— Mademoiselle Tournelle !
Il monte les escaliers quatre à quatre. Il arrive sur mon palier.
— Je me doutais que vous seriez à l’heure. J’ai fait aussi vite que possible. Vous n’avez pas trouvé mon petit mot, glissé sous votre porte ?
À cette seconde, si j’avais été en train de passer un électrocardiogramme, il y aurait eu un grand trait en travers de l’écran.
— Non, je suis désolée. Je viens juste de rentrer.
Il tient son courrier à la main. Je vais rougir. Il ne faut pas, mais je vais rougir.
— C’est gentil pour votre boîte, dit-il, mais ce n’est pas la peine.
— J’y tiens.
— Alors j’accepte. On ne contrarie pas une jolie demoiselle.

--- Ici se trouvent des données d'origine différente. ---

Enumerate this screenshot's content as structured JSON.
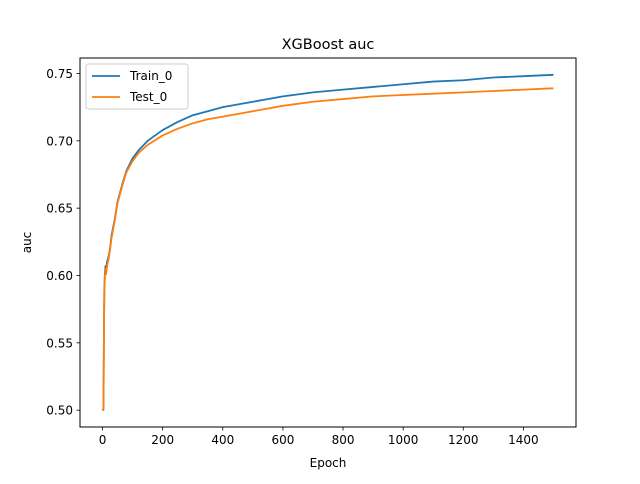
{
  "chart_data": {
    "type": "line",
    "title": "XGBoost auc",
    "xlabel": "Epoch",
    "ylabel": "auc",
    "xlim": [
      -75,
      1575
    ],
    "ylim": [
      0.4875,
      0.7615
    ],
    "xticks": [
      0,
      200,
      400,
      600,
      800,
      1000,
      1200,
      1400
    ],
    "xtick_labels": [
      "0",
      "200",
      "400",
      "600",
      "800",
      "1000",
      "1200",
      "1400"
    ],
    "yticks": [
      0.5,
      0.55,
      0.6,
      0.65,
      0.7,
      0.75
    ],
    "ytick_labels": [
      "0.50",
      "0.55",
      "0.60",
      "0.65",
      "0.70",
      "0.75"
    ],
    "grid": false,
    "legend_position": "upper-left",
    "series": [
      {
        "name": "Train_0",
        "color": "#1f77b4",
        "x": [
          0,
          3,
          5,
          6,
          8,
          10,
          12,
          15,
          20,
          25,
          30,
          40,
          50,
          60,
          70,
          80,
          100,
          120,
          150,
          200,
          250,
          300,
          350,
          400,
          500,
          600,
          700,
          800,
          900,
          1000,
          1100,
          1200,
          1300,
          1400,
          1500
        ],
        "y": [
          0.5,
          0.501,
          0.57,
          0.59,
          0.603,
          0.607,
          0.604,
          0.61,
          0.614,
          0.62,
          0.63,
          0.641,
          0.655,
          0.663,
          0.671,
          0.678,
          0.687,
          0.693,
          0.7,
          0.708,
          0.714,
          0.719,
          0.722,
          0.725,
          0.729,
          0.733,
          0.736,
          0.738,
          0.74,
          0.742,
          0.744,
          0.745,
          0.747,
          0.748,
          0.749
        ]
      },
      {
        "name": "Test_0",
        "color": "#ff7f0e",
        "x": [
          0,
          3,
          5,
          6,
          8,
          10,
          12,
          15,
          20,
          25,
          30,
          40,
          50,
          60,
          70,
          80,
          100,
          120,
          150,
          200,
          250,
          300,
          350,
          400,
          500,
          600,
          700,
          800,
          900,
          1000,
          1100,
          1200,
          1300,
          1400,
          1500
        ],
        "y": [
          0.5,
          0.5,
          0.565,
          0.588,
          0.6,
          0.605,
          0.601,
          0.607,
          0.612,
          0.619,
          0.628,
          0.64,
          0.654,
          0.662,
          0.67,
          0.677,
          0.685,
          0.691,
          0.697,
          0.704,
          0.709,
          0.713,
          0.716,
          0.718,
          0.722,
          0.726,
          0.729,
          0.731,
          0.733,
          0.734,
          0.735,
          0.736,
          0.737,
          0.738,
          0.739
        ]
      }
    ]
  }
}
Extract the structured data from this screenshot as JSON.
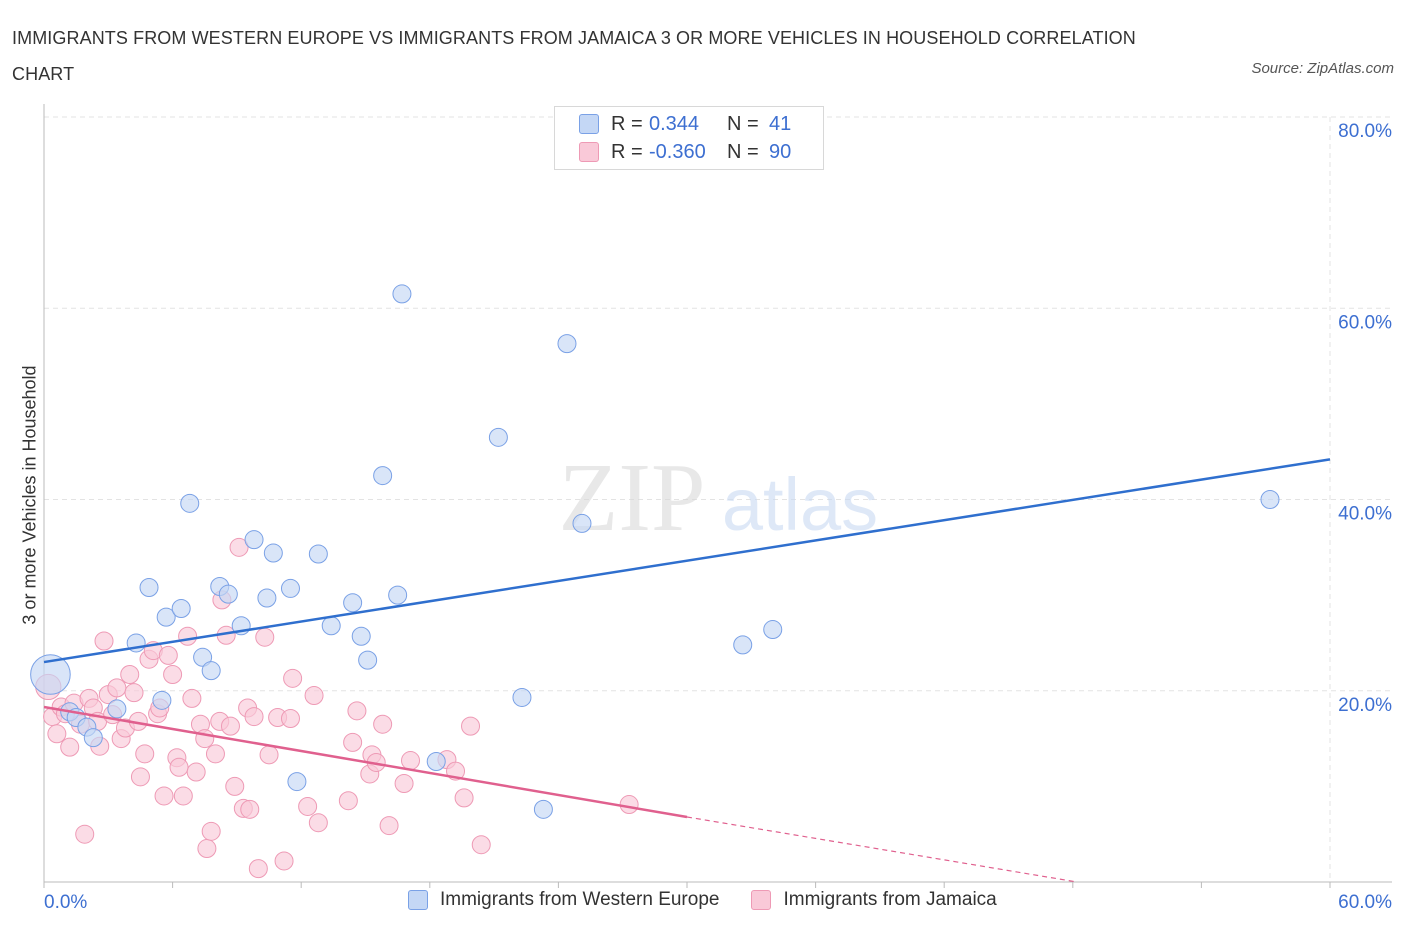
{
  "header": {
    "title": "IMMIGRANTS FROM WESTERN EUROPE VS IMMIGRANTS FROM JAMAICA 3 OR MORE VEHICLES IN HOUSEHOLD CORRELATION CHART",
    "source": "Source: ZipAtlas.com"
  },
  "watermark": {
    "zip": "ZIP",
    "atlas": "atlas"
  },
  "legend": {
    "r_label": "R =",
    "n_label": "N =",
    "rows": [
      {
        "r": "0.344",
        "n": "41",
        "fill": "#c4d7f5",
        "stroke": "#7aa1e6"
      },
      {
        "r": "-0.360",
        "n": "90",
        "fill": "#f9c9d8",
        "stroke": "#ee9ab5"
      }
    ]
  },
  "colors": {
    "blue_fill": "#c4d7f5",
    "blue_stroke": "#7aa1e6",
    "blue_line": "#2f6fce",
    "pink_fill": "#f9c9d8",
    "pink_stroke": "#ee9ab5",
    "pink_line": "#e0608e",
    "tick_text": "#3d6fd1",
    "grid": "#e3e3e3"
  },
  "chart_data": {
    "type": "scatter",
    "title": "IMMIGRANTS FROM WESTERN EUROPE VS IMMIGRANTS FROM JAMAICA 3 OR MORE VEHICLES IN HOUSEHOLD CORRELATION CHART",
    "xlabel": "",
    "ylabel": "3 or more Vehicles in Household",
    "xlim": [
      0,
      60
    ],
    "ylim": [
      0,
      80
    ],
    "x_tick_labels": [
      "0.0%",
      "60.0%"
    ],
    "y_ticks": [
      20,
      40,
      60,
      80
    ],
    "y_tick_labels": [
      "20.0%",
      "40.0%",
      "60.0%",
      "80.0%"
    ],
    "grid": true,
    "legend_position": "top-center",
    "series": [
      {
        "name": "Immigrants from Western Europe",
        "r": 0.344,
        "n": 41,
        "trend": {
          "x": [
            0,
            60
          ],
          "y": [
            23.0,
            44.2
          ]
        },
        "points": [
          [
            0.3,
            21.7,
            2.2
          ],
          [
            1.2,
            17.8,
            1
          ],
          [
            1.5,
            17.2,
            1
          ],
          [
            2.0,
            16.2,
            1
          ],
          [
            2.3,
            15.1,
            1
          ],
          [
            3.4,
            18.1,
            1
          ],
          [
            4.3,
            25.0,
            1
          ],
          [
            4.9,
            30.8,
            1
          ],
          [
            5.5,
            19.0,
            1
          ],
          [
            5.7,
            27.7,
            1
          ],
          [
            6.4,
            28.6,
            1
          ],
          [
            6.8,
            39.6,
            1
          ],
          [
            7.4,
            23.5,
            1
          ],
          [
            7.8,
            22.1,
            1
          ],
          [
            8.2,
            30.9,
            1
          ],
          [
            8.6,
            30.1,
            1
          ],
          [
            9.2,
            26.8,
            1
          ],
          [
            9.8,
            35.8,
            1
          ],
          [
            10.4,
            29.7,
            1
          ],
          [
            10.7,
            34.4,
            1
          ],
          [
            11.5,
            30.7,
            1
          ],
          [
            11.8,
            10.5,
            1
          ],
          [
            12.8,
            34.3,
            1
          ],
          [
            13.4,
            26.8,
            1
          ],
          [
            14.4,
            29.2,
            1
          ],
          [
            14.8,
            25.7,
            1
          ],
          [
            15.1,
            23.2,
            1
          ],
          [
            15.8,
            42.5,
            1
          ],
          [
            16.5,
            30.0,
            1
          ],
          [
            16.7,
            61.5,
            1
          ],
          [
            18.3,
            12.6,
            1
          ],
          [
            21.2,
            46.5,
            1
          ],
          [
            22.3,
            19.3,
            1
          ],
          [
            23.3,
            7.6,
            1
          ],
          [
            24.4,
            56.3,
            1
          ],
          [
            25.1,
            37.5,
            1
          ],
          [
            32.6,
            24.8,
            1
          ],
          [
            34.0,
            26.4,
            1
          ],
          [
            57.2,
            40.0,
            1
          ]
        ]
      },
      {
        "name": "Immigrants from Jamaica",
        "r": -0.36,
        "n": 90,
        "trend": {
          "x": [
            0,
            30
          ],
          "y": [
            18.3,
            6.8
          ]
        },
        "trend_extension": {
          "x": [
            30,
            48.2
          ],
          "y": [
            6.8,
            0
          ]
        },
        "points": [
          [
            0.2,
            20.4,
            1.4
          ],
          [
            0.4,
            17.3,
            1
          ],
          [
            0.6,
            15.5,
            1
          ],
          [
            0.8,
            18.3,
            1
          ],
          [
            1.0,
            17.6,
            1
          ],
          [
            1.2,
            14.1,
            1
          ],
          [
            1.4,
            18.7,
            1
          ],
          [
            1.7,
            16.5,
            1
          ],
          [
            1.9,
            5.0,
            1
          ],
          [
            2.1,
            19.2,
            1
          ],
          [
            2.3,
            18.2,
            1
          ],
          [
            2.5,
            16.8,
            1
          ],
          [
            2.6,
            14.2,
            1
          ],
          [
            2.8,
            25.2,
            1
          ],
          [
            3.0,
            19.6,
            1
          ],
          [
            3.2,
            17.5,
            1
          ],
          [
            3.4,
            20.3,
            1
          ],
          [
            3.6,
            15.0,
            1
          ],
          [
            3.8,
            16.1,
            1
          ],
          [
            4.0,
            21.7,
            1
          ],
          [
            4.2,
            19.8,
            1
          ],
          [
            4.4,
            16.8,
            1
          ],
          [
            4.5,
            11.0,
            1
          ],
          [
            4.7,
            13.4,
            1
          ],
          [
            4.9,
            23.3,
            1
          ],
          [
            5.1,
            24.2,
            1
          ],
          [
            5.3,
            17.6,
            1
          ],
          [
            5.4,
            18.2,
            1
          ],
          [
            5.6,
            9.0,
            1
          ],
          [
            5.8,
            23.7,
            1
          ],
          [
            6.0,
            21.7,
            1
          ],
          [
            6.2,
            13.0,
            1
          ],
          [
            6.3,
            12.0,
            1
          ],
          [
            6.5,
            9.0,
            1
          ],
          [
            6.7,
            25.7,
            1
          ],
          [
            6.9,
            19.2,
            1
          ],
          [
            7.1,
            11.5,
            1
          ],
          [
            7.3,
            16.5,
            1
          ],
          [
            7.5,
            15.0,
            1
          ],
          [
            7.6,
            3.5,
            1
          ],
          [
            7.8,
            5.3,
            1
          ],
          [
            8.0,
            13.4,
            1
          ],
          [
            8.2,
            16.8,
            1
          ],
          [
            8.3,
            29.5,
            1
          ],
          [
            8.5,
            25.8,
            1
          ],
          [
            8.7,
            16.3,
            1
          ],
          [
            8.9,
            10.0,
            1
          ],
          [
            9.1,
            35.0,
            1
          ],
          [
            9.3,
            7.7,
            1
          ],
          [
            9.5,
            18.2,
            1
          ],
          [
            9.6,
            7.6,
            1
          ],
          [
            9.8,
            17.3,
            1
          ],
          [
            10.0,
            1.4,
            1
          ],
          [
            10.3,
            25.6,
            1
          ],
          [
            10.5,
            13.3,
            1
          ],
          [
            10.9,
            17.2,
            1
          ],
          [
            11.2,
            2.2,
            1
          ],
          [
            11.5,
            17.1,
            1
          ],
          [
            11.6,
            21.3,
            1
          ],
          [
            12.3,
            7.9,
            1
          ],
          [
            12.6,
            19.5,
            1
          ],
          [
            12.8,
            6.2,
            1
          ],
          [
            14.2,
            8.5,
            1
          ],
          [
            14.4,
            14.6,
            1
          ],
          [
            14.6,
            17.9,
            1
          ],
          [
            15.2,
            11.3,
            1
          ],
          [
            15.3,
            13.3,
            1
          ],
          [
            15.5,
            12.5,
            1
          ],
          [
            15.8,
            16.5,
            1
          ],
          [
            16.1,
            5.9,
            1
          ],
          [
            16.8,
            10.3,
            1
          ],
          [
            17.1,
            12.7,
            1
          ],
          [
            18.8,
            12.8,
            1
          ],
          [
            19.2,
            11.6,
            1
          ],
          [
            19.6,
            8.8,
            1
          ],
          [
            19.9,
            16.3,
            1
          ],
          [
            20.4,
            3.9,
            1
          ],
          [
            27.3,
            8.1,
            1
          ]
        ]
      }
    ]
  },
  "bottom_legend": [
    {
      "label": "Immigrants from Western Europe"
    },
    {
      "label": "Immigrants from Jamaica"
    }
  ]
}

Je vais rougir et clignoter.
— Vous savez, ajoute-t-il, on aurait dû échanger nos numéros de portable. On n’aurait pas été obligés de s’écrire, comme ça.
Je rougis, je vais clignoter et un de mes bras va se décrocher. J’éclate d’un rire cristallin, comme les gourdes qui n’ont pas compris la question ou qui ne veulent pas répondre.
— C’est vrai, dis-je. Mais vous devriez d’abord m’appeler Julie.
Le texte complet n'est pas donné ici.